Shinzo Abe is on the first visit to Buenos Aires by a Japanese prime minister in 57 years
AFP

Buenos Aires (AFP) – Japan’s Prime Minister Shinzo Abe vowed to boost trade and investment with Argentina during a state visit Monday to the country with Latin America’s third-biggest economy.

Argentina currently lags behind its neighbors Brazil and Chile in doing business with the Asian giant, but Japan says it wants to boost economic ties a year after a new conservative government took power in Buenos Aires.

“We have agreed to strengthen bilateral ties,” Abe told reporters after meeting with Argentine President Mauricio Macri at the presidential palace.

“We hope to promote political and economic links and the exchange of people.”

The two signed bilateral deals but gave no details of them during a brief appearance to the media.

Macri said he hoped for a “strategic alliance” between the two countries.

It was the first visit to Buenos Aires by a Japanese prime minister in 57 years. The last was by Abe’s grandfather, Nobusuke Kishi, in 1959.

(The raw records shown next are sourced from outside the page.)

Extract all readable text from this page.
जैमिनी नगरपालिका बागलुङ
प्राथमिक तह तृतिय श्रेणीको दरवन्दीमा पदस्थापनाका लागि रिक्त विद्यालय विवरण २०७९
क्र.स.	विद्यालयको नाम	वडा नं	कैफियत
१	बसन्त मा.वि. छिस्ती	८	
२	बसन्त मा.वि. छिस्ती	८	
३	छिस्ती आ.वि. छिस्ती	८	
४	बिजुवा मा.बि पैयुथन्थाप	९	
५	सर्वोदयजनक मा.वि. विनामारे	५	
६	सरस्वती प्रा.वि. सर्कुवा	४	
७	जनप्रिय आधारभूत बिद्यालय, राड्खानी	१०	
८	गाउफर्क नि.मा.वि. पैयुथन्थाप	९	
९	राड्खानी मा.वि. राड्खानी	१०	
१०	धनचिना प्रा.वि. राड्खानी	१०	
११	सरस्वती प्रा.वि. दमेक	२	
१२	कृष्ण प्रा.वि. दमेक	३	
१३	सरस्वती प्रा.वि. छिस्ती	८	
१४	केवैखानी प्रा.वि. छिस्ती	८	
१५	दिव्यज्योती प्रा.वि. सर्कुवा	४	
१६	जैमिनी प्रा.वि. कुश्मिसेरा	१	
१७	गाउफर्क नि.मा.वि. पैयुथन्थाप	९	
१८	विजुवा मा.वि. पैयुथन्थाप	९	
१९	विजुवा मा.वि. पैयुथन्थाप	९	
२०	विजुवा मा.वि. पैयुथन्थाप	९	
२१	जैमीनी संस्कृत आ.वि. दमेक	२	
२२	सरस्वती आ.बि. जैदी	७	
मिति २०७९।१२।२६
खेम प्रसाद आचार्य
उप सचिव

Japan’s ambassador in Buenos Aires, Noriteru Fukushima, said in July that Japan wanted to multiply investment in Argentina over three years to as much as $3.0 billion a year from its current level of $100 million.

Japanese carmakers such as Honda, Toyota and Nissan are already key players in Argentina’s auto industry.

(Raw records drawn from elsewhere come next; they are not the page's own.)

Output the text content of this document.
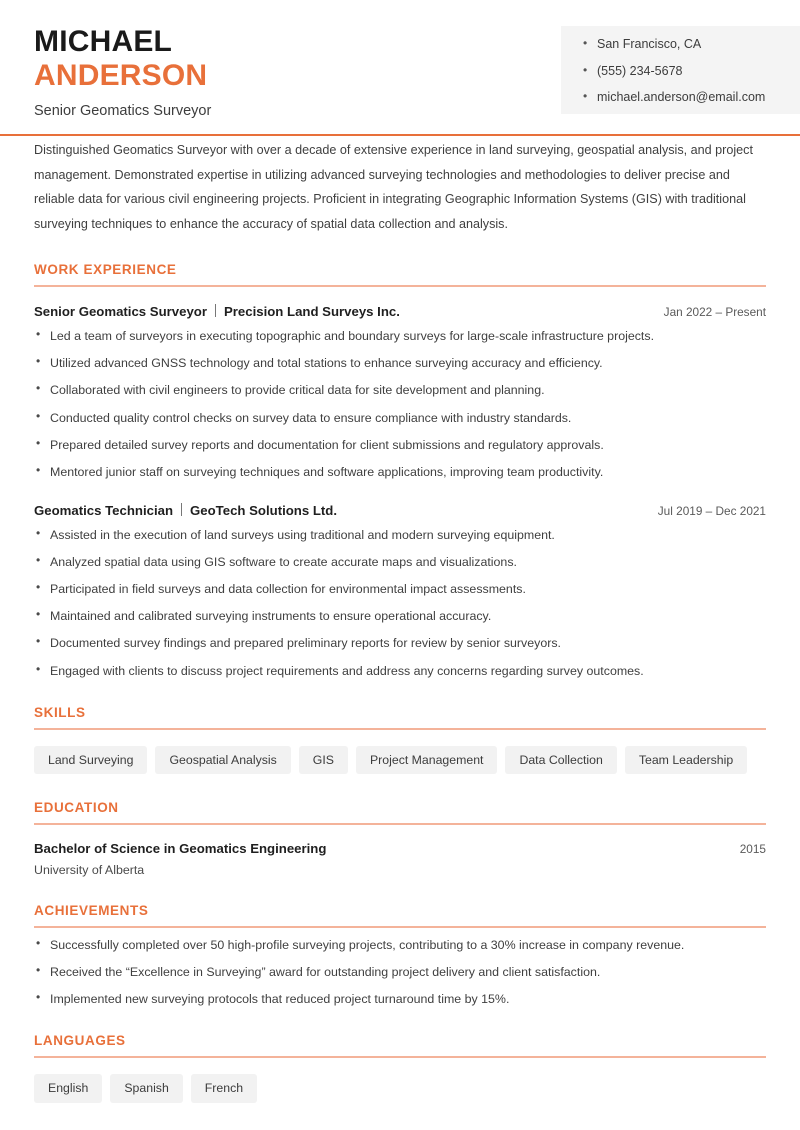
MICHAEL
ANDERSON
Senior Geomatics Surveyor
• San Francisco, CA
• (555) 234-5678
• michael.anderson@email.com

Distinguished Geomatics Surveyor with over a decade of extensive experience in land surveying, geospatial analysis, and project management. Demonstrated expertise in utilizing advanced surveying technologies and methodologies to deliver precise and reliable data for various civil engineering projects. Proficient in integrating Geographic Information Systems (GIS) with traditional surveying techniques to enhance the accuracy of spatial data collection and analysis.

WORK EXPERIENCE
Senior Geomatics Surveyor Precision Land Surveys Inc.	Jan 2022 – Present
• Led a team of surveyors in executing topographic and boundary surveys for large-scale infrastructure projects.
• Utilized advanced GNSS technology and total stations to enhance surveying accuracy and efficiency.
• Collaborated with civil engineers to provide critical data for site development and planning.
• Conducted quality control checks on survey data to ensure compliance with industry standards.
• Prepared detailed survey reports and documentation for client submissions and regulatory approvals.
• Mentored junior staff on surveying techniques and software applications, improving team productivity.
Geomatics Technician GeoTech Solutions Ltd.	Jul 2019 – Dec 2021
• Assisted in the execution of land surveys using traditional and modern surveying equipment.
• Analyzed spatial data using GIS software to create accurate maps and visualizations.
• Participated in field surveys and data collection for environmental impact assessments.
• Maintained and calibrated surveying instruments to ensure operational accuracy.
• Documented survey findings and prepared preliminary reports for review by senior surveyors.
• Engaged with clients to discuss project requirements and address any concerns regarding survey outcomes.
SKILLS
Land Surveying	Geospatial Analysis	GIS	Project Management	Data Collection	Team Leadership
EDUCATION
Bachelor of Science in Geomatics Engineering	2015
University of Alberta
ACHIEVEMENTS
• Successfully completed over 50 high-profile surveying projects, contributing to a 30% increase in company revenue.
• Received the “Excellence in Surveying” award for outstanding project delivery and client satisfaction.
• Implemented new surveying protocols that reduced project turnaround time by 15%.
LANGUAGES
English	Spanish	French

Toyota, for example, is looking to expand there, said Belisario de Azevedo, an economist at Argentine consultancy Abeceb, ahead of the visit.

Japan has trading agreements with Brazil, Mexico and Chile, but not with Argentina.

Japanese exports to Argentina were worth about $1.2 billion in 2015, according to the Argentine state statistics institute.

That was twice the amount that Argentina exported to Japan.

Macri has been working to boost Argentina’s trade ties since he took office a year ago after 12 years of protectionist policies under his leftist predecessors.

French President Francois Hollande, his US counterpart Barack Obama, Italian leader Mateo Renzi and Canadian Prime Minister Justin Trudeau have each traveled to Buenos Aires this year.